Ни разу даже не увидев обвиняемых, основываясь только на докладе следственной комиссии, 1 июля суд представил государю свой приговор. По мнению суда, «все подсудимые без изъятия подлежат смертной казни», и дарование «некоторым из них» жизни возможно лишь «действиям одного монаршего милосердия». Все же суд счел возможным разделить их на 11 разрядов по степени вины. Причем 5 человек были поставлены «вне разрядов» и приговорены к четвертованию, 31 человек «преступников первого разряда» были осуждены на смертную казнь путем отсечения головы, остальные – в большинстве – присуждены к долгосрочным каторжным работам.

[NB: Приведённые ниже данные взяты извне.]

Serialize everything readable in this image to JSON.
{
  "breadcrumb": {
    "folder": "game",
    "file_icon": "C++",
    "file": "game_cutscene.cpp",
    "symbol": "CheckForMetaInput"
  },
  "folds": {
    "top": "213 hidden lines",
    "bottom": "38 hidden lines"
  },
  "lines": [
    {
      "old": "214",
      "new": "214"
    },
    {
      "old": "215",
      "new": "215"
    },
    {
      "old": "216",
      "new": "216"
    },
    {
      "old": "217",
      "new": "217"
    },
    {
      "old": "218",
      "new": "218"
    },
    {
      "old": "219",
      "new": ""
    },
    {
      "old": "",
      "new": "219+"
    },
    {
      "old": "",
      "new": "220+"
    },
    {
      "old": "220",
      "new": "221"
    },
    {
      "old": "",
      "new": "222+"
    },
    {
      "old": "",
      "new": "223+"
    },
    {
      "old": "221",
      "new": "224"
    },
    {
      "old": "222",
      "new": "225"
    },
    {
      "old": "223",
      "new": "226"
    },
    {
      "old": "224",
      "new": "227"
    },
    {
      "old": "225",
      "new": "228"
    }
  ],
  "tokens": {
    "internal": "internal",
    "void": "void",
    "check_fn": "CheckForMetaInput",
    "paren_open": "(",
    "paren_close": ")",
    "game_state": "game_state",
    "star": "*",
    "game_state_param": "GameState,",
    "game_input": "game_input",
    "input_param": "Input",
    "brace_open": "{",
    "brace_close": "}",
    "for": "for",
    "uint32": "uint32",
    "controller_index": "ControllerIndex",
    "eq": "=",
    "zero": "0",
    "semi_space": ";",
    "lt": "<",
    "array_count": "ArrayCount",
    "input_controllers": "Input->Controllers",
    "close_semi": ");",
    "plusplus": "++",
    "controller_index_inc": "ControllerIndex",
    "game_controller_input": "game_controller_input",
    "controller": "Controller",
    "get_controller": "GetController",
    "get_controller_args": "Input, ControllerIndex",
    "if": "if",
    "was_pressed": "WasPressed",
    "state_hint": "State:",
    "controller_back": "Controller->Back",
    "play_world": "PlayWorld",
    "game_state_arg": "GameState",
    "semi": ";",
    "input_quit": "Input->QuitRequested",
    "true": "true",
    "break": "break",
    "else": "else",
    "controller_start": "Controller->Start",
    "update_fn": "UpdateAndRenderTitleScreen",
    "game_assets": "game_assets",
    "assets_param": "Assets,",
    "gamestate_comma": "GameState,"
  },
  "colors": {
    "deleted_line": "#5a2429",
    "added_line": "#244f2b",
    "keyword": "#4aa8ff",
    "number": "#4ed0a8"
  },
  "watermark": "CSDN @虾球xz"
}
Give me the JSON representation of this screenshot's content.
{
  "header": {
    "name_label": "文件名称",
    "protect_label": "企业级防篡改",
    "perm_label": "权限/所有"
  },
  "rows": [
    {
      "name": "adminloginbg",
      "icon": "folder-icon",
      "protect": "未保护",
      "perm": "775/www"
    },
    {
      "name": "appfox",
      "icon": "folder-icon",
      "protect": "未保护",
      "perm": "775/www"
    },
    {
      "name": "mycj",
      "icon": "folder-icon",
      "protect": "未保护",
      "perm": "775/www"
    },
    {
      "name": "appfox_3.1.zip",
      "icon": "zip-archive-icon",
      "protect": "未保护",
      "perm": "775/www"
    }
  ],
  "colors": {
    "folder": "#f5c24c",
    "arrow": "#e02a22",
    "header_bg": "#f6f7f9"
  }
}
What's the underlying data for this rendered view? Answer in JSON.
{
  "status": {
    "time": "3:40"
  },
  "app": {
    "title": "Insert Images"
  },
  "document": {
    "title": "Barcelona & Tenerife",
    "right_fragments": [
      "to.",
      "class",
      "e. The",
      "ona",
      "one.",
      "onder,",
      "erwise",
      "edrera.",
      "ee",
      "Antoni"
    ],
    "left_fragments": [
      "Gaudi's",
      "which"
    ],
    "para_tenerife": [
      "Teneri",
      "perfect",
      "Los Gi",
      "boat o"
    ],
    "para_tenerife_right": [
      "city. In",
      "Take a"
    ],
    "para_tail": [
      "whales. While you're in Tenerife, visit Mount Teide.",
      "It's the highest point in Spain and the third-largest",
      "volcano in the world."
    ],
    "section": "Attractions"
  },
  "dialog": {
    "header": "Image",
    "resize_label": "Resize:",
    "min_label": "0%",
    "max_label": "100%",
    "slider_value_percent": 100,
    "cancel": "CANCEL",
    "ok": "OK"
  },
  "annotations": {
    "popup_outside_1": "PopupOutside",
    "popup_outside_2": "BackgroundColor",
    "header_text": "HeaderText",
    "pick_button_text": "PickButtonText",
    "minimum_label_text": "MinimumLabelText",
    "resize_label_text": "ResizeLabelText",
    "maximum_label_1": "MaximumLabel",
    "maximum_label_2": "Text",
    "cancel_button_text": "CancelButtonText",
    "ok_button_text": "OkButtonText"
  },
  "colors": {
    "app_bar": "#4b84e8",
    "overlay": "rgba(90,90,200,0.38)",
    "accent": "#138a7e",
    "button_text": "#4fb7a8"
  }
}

Лишь немногим из них могло быть вменено судом «личное действие в мятеже», другим вменялось в вину лишь «знание о приготовлениях к мятежу», а особенно многие пострадали за «умысел на цареубийство», за «участие в умысле согласием» или даже только за «знание умысла». Из 120 подсудимых суд приговорил 36 человек к смертной казни.

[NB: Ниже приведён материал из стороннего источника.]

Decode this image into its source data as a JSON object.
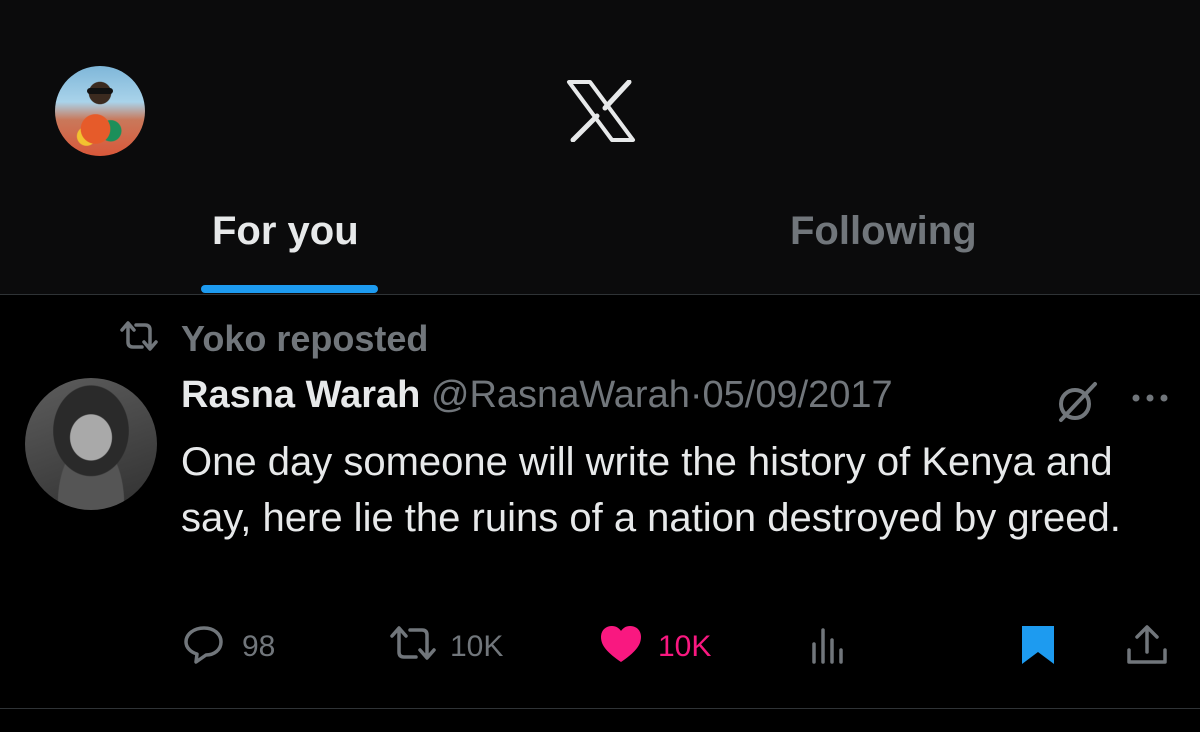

После утверждения императором, значительно смягчившим назначенные судом наказания, приговор получил следующий вид: пять человек были приговорены к смертной казни повешением, 88 человек присуждено к каторге (от бессрочной до двухлетней). К ссылке в Сибирь на поселение были приговорены 19 человек, остальные – к отдаче в солдаты.

13 июля 1826 г. были казнены пять декабристов: П.И. Пестель, К.Ф. Рылеев, П.Г. Каховский, С.И. Муравьев-Апостол и М.П. Бестужев-Рюмин. Современники свидетельствуют, что казнь эта потрясла русское общество, отвыкшее в предшествовавшее царствование от казней. Даже Вигель, далекий от сочувствия революционерам, свидетельствует в своих «Записках»: «В этот день жители Петербурга исполнились ужаса и печали»

. Кошелев пишет, что «описать… ужас и уныние, которые овладели всеми, нет возможности; словно каждый лишился своего отца или брата»

.

А затем началась отправка в Сибирь небольшими партиями осужденных в каторгу и в ссылку. Иркутскому губернатору было послано предписание, «дабы сии преступники были употребляемы как следует в работу и поступлено было с ними во всех отношениях по установленному для каторжников положению». Однако и население, встречавшее ссылаемых декабристов с симпатией, и даже представители местной администрации понимали, что «сии преступники» не обыкновенные злоумышленники. Только первой партии декабристов, сосланных в Нерчинские рудники, пришлось сначала плохо, но потом, когда все осужденные были собраны в Читинском остроге под управлением гуманного коменданта ген. С.Р. Лепарского, их положение значительно улучшилось. «Всякий работал по силам своим, а иные и совсем не работали», – свидетельствует И.Д. Якушкин.